What is your goal in bringing Girl Rising into your classroom?
Integrating social justice issues into my lessons has long been a priority. This year, I had the opportunity to create an entire class around a social justice issue that has long been important to me: Gender Equity. When I found the film Girl Rising, I knew it had to be the center focus of this class. In seeking social justice for girls like Wadley and Ruksana, I hoped that the girls and boys in my class would not only be inspired to learn more, but to find ways to help and raise awareness within our school and larger community.

How do you use and teach Girl Rising? 
The class I taught was called, "Gender Equity Champions." This class met once per week for 16 weeks. The students watched the Ruksana and Wadley segments and engaged in meaningful discussions about gender and education, gender and poverty and gender and cultural expectations. They created written responses and reflections and mathematical graphs depicting the difference in opportunities for girls and boys. They led two fundraisers during this time. The first one raised funds by selling 3D printed school mascots that they created on our 3D printer and the second one by selling superhero erasers and pencils. The money raised went to the International Rescue Committee to fund school for three girls for a year and to Girl Rising to continue their noble work. The students had the opportunity to skype with Kayce Jennings which provided great inspiration for their ongoing work. They also did some research on gender bias right within our own community and led discussions with younger students about not setting limits based on gender. Girl Rising inspired them to see the wisdom of the phrase, "Together We Rise."

The detailed lesson plan can be found here.

Which Girl Rising materials did you use?

  • Wadley, Ruksana, and Suma’s chapters from film

  • Book

  • Girl Rising’s Youtube Videos

Additional Resources Used:

Was there a community action component included as part of the Girl Rising unit?

Two fund-raisers:

1.) 3D printed mascot for sale

2.) Superhero pencil and eraser sale.

Proceeds went to International Rescue Committee and Girl Rising. Students talked about the Girl Rising film on their podcast and invited all of fifth grade to participate in a skyping session with Kayce Jennings.

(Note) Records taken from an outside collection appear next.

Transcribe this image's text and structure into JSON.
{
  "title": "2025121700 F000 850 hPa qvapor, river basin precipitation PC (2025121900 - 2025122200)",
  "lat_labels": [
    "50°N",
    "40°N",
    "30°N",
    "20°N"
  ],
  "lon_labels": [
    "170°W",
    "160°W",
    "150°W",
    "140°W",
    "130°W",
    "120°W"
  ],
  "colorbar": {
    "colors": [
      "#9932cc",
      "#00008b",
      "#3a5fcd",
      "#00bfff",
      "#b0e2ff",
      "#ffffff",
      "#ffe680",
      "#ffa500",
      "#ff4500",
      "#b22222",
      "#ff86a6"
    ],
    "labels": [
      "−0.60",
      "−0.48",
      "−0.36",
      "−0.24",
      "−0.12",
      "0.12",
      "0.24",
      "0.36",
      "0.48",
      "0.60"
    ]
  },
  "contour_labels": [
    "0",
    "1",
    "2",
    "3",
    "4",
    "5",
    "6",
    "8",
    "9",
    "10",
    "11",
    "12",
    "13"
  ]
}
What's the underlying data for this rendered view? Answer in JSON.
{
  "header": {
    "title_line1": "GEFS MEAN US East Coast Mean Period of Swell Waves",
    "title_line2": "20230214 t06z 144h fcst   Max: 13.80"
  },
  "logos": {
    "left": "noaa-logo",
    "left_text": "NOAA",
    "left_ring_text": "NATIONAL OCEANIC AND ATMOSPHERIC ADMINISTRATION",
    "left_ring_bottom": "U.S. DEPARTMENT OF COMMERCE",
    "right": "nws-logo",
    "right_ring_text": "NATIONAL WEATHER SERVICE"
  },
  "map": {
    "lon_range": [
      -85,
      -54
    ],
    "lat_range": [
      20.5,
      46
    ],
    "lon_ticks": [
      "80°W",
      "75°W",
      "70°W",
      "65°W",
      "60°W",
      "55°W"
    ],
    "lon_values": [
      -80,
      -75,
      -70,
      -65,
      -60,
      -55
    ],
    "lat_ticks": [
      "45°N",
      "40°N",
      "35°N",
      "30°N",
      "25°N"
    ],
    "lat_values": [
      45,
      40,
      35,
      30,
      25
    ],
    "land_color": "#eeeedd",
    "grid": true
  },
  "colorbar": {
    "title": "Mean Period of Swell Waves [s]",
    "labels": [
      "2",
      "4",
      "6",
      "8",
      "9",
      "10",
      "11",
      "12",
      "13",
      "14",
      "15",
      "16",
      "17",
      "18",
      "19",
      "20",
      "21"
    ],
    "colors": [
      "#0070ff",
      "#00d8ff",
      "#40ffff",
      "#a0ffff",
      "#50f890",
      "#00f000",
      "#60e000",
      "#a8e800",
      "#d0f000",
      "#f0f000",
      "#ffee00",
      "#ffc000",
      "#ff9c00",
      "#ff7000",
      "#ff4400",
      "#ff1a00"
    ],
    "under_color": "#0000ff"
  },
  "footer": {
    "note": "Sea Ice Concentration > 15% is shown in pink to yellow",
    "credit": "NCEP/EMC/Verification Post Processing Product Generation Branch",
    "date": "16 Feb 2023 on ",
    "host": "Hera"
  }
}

What has been the impact of Girl Rising on your students?
The Girl Rising film was great story telling. The girls and boys in my class were captivated by Wadley and Ruksana and their compelling stories. The film drew the students in so Ruksana's suffering felt real and unjust. Wadley's determination had the students cheering her on. What I wanted my students to see from the film were real faces and names that were attached to tragic statistics. I wanted them to understand that gender inequality was real. As they worked backward from the Girl Rising stories, the students could identify gender inequity right in front of them. The consequences may not have felt nearly as devastating, but the biases that support the inequities were determined to be the same. It was a real privilege to be able to teach a class soley devoted to gender equity with Girl Rising as its center. I had the chance to see my students cry and cheer and devote their lunchtimes and recesses to raising money. I listened to them speak so articulately on topics that many might think were too old for them. I saw their passions take hold and commitments form. I hope to inspire my colleagues to use Girl Rising integrated into their social studies, ELA and math curriculum.

Here are some comments from the students:

The film changed me because I got to see what real injustice looks like and even in the face of injustice, these girls fought and kept moving on.”

“We all think differently about school now. The follow up on Wadley showed us that she needs to get up at 3am to get to school and she celebrates it. Maybe if we couldn't go to school, we wouldn't complains so much.”